HOME JOURNALS CONTACT

Information Technology Journal

Year: 2012 | Volume: 11 | Issue: 4 | Page No.: 408-413
DOI: 10.3923/itj.2012.408.413
Web Information Extraction Based on Visual Characteristics
Ruyue Tan

Abstract: Due to the explosive development of Internet technology, the web is becoming the world's largest database of information, effective management and utilization of web information is currently a hot issue. This study mainly discusses the extraction of web information. Traditional web information extraction is mainly based on DOM tree and HTML tag analysis. Based on VIPS, the study proposes visual block positioning algorithm for webpage information extraction through induction webpage visual features and visual block feature information. It inputs the theme-based webpages and BBS webpages for VIPS, analyzes the output of VIPS and the VBT and then defines visual characteristics such as text density and link text density. The study puts forward a visual block positioning algorithm VBPA. It will position the theme information block to one VBT node, then extract the theme information. Experimental results show that the visual block positioning algorithm based on visual features is superior to the traditional web information extraction algorithm and has a higher quality of information extraction.

Fulltext PDF Fulltext HTML

How to cite this article
Ruyue Tan , 2012. Web Information Extraction Based on Visual Characteristics. Information Technology Journal, 11: 408-413.

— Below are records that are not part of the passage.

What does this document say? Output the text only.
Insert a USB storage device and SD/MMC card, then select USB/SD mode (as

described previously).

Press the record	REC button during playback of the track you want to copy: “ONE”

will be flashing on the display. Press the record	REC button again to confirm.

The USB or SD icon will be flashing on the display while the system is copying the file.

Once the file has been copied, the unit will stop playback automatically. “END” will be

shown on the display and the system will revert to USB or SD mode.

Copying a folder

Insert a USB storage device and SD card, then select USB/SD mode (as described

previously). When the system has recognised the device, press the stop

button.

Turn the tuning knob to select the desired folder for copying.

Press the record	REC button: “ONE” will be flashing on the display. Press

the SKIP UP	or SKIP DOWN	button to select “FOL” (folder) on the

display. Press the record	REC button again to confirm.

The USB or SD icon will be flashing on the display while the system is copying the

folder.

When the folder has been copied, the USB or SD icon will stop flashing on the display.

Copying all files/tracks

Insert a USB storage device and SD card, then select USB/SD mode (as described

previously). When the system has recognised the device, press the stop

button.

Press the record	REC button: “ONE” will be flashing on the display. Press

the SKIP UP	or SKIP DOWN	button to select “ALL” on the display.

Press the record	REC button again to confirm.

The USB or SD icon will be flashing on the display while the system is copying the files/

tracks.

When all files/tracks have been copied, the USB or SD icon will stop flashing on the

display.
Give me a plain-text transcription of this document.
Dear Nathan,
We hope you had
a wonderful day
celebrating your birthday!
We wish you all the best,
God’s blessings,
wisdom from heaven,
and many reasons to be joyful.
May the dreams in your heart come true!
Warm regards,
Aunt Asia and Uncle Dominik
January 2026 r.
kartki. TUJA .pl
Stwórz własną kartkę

Keywords: visual pieces positioning; VBPA, VIPS, BBS information extraction and Subject extraction

INTRODUCTION

Rich in content exhibiting and interacting, the web conveys information visually (Cai et al., 2003a). Web visitors subconsciously partition the layout by visual characteristics to search more efficiently. Hence, in visual recognition, special information and visual features are significant. By analyzing visual information and layout features, the study manages to partition pages into blocks by VIPS (Cai et al., 2003b), effectively positions specific blocks and extracts further valuable information.

RELATED WORKS

Information extraction methods can be classified into 2 classes: one is wrapper induction systems with delimiter-based rules; the other includes methods with syntactic/semantic constraints. There are also different taxonomies for extraction toolkits (Chang et al., 2006). For the first, Sarawagi classified wrappers into 3 kinds by tasks (Sarawagi, 2002): record-level, page-level and site-level wrappers. For the second, Laender categorizes it by wrapper-generating method (Laender et al., 2002): Languages for wrapper development (e.g., Minerva (Crescenzi and Mecca, 1998); HTML-aware tools (e.g., W4F (Saiiuguet and Azavant, 2001)); NLP-based tools (e.g., WHISK); Wrapper induction tools (e.g., WIEN); Modeling-based tools (e.g., NoDoSE (Saiiuguet and Azavant, 2001)). Vision-based extraction remains developing. Cai et al. (2003b) proposes a top-down independent label tree but fails to locate automatically in the study of Liu and Meng, (2006) extracts automatically but is too complex. By analyzing visual features of different areas and their general characters, VBPA is proposed.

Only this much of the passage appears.